A nasz HR… czyli jak uchwycić granicę?

Funkcjonowanie w ramach jednej organizacji to nieustanne ustalanie granic i praca nad partnerstwem między poszczególnymi obszarami. Czy „wchodzimy sobie na głowę”, czy podporządkowujemy się, czy traktujemy jak partnerzy. Oczywiście dotyczy to również relacji HR z kadrą menedżerską.

Projekty doradcze i szkoleniowe są dla większości menedżerów różnych szczebli organizacyjnych doskonałą okazją do dzielenia się spostrzeżeniami dotyczącymi działań HR. Zdanie „A nasz HR…” jest więc codziennością naszej pracy. Patrząc na to z boku, większość sytuacji znajduje uzasadnienie w roli HR-u w organizacjach. Pytanie CZEGO BRAKUJE, skoro kadra menedżerska postrzega pewne obszary działań negatywnie. O czym najczęściej mówią menedżerowie?

HR – obrońca „uciśnionych”

W oczach HR: rolą HR-u jest zadbanie o pracownika i niedopuszczanie do nadużyć władzy przez menedżerów w organizacji. HR dba też o opinię na rynku pracy, którą roznoszą opuszczający firmę pracownicy.

W oczach menedżerów: niejednokrotnie zdarza się, że HR przyjmuje rolę zapalczywego obrońcy pracowników. Jak choćby wówczas, gdy trzeba wyciągnąć konsekwencje w ramach obowiązujących w firmie systemów wobec pracownika niewywiązującego się z obowiązków (za pomocą ocen, planów naprawczych, nagan).
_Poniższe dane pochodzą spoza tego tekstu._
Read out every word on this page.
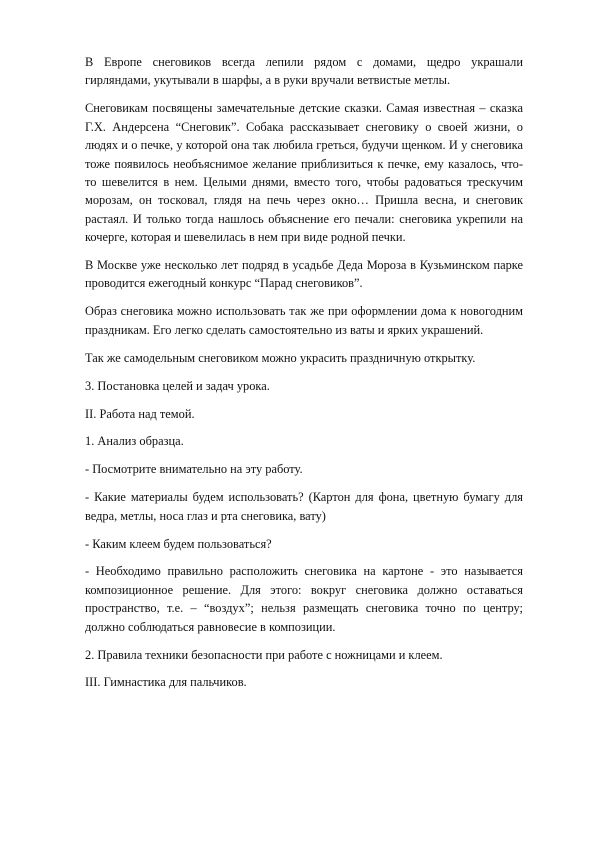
В Европе снеговиков всегда лепили рядом с домами, щедро украшали гирляндами, укутывали в шарфы, а в руки вручали ветвистые метлы.

Снеговикам посвящены замечательные детские сказки. Самая известная – сказка Г.Х. Андерсена “Снеговик”. Собака рассказывает снеговику о своей жизни, о людях и о печке, у которой она так любила греться, будучи щенком. И у снеговика тоже появилось необъяснимое желание приблизиться к печке, ему казалось, что-то шевелится в нем. Целыми днями, вместо того, чтобы радоваться трескучим морозам, он тосковал, глядя на печь через окно… Пришла весна, и снеговик растаял. И только тогда нашлось объяснение его печали: снеговика укрепили на кочерге, которая и шевелилась в нем при виде родной печки.

В Москве уже несколько лет подряд в усадьбе Деда Мороза в Кузьминском парке проводится ежегодный конкурс “Парад снеговиков”.

Образ снеговика можно использовать так же при оформлении дома к новогодним праздникам. Его легко сделать самостоятельно из ваты и ярких украшений.

Так же самодельным снеговиком можно украсить праздничную открытку.

3. Постановка целей и задач урока.

II. Работа над темой.

1. Анализ образца.

- Посмотрите внимательно на эту работу.

- Какие материалы будем использовать? (Картон для фона, цветную бумагу для ведра, метлы, носа глаз и рта снеговика, вату)

- Каким клеем будем пользоваться?

- Необходимо правильно расположить снеговика на картоне - это называется композиционное решение. Для этого: вокруг снеговика должно оставаться пространство, т.е. – “воздух”; нельзя размещать снеговика точно по центру; должно соблюдаться равновесие в композиции.

2. Правила техники безопасности при работе с ножницами и клеем.

III. Гимнастика для пальчиков.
Bywa, że przełożony po drugiej stronie spotyka pracownika działu HR, który tłumaczy mu, że trzeba dać tej osobie jeszcze szansę, że nie można, że jeszcze kolejny plan. W oczach menedżerów takie sytuacje powodują, że tracą wiarygodność u podwładnych, ponieważ inni pracownicy widzą przyzwolenie na działania nieakceptowalne. Buduje to wizerunek organizacji bezsilnej wobec pracownika. Niejednokrotnie więc dochodzi (w oczach menedżera) do konfliktu interesów.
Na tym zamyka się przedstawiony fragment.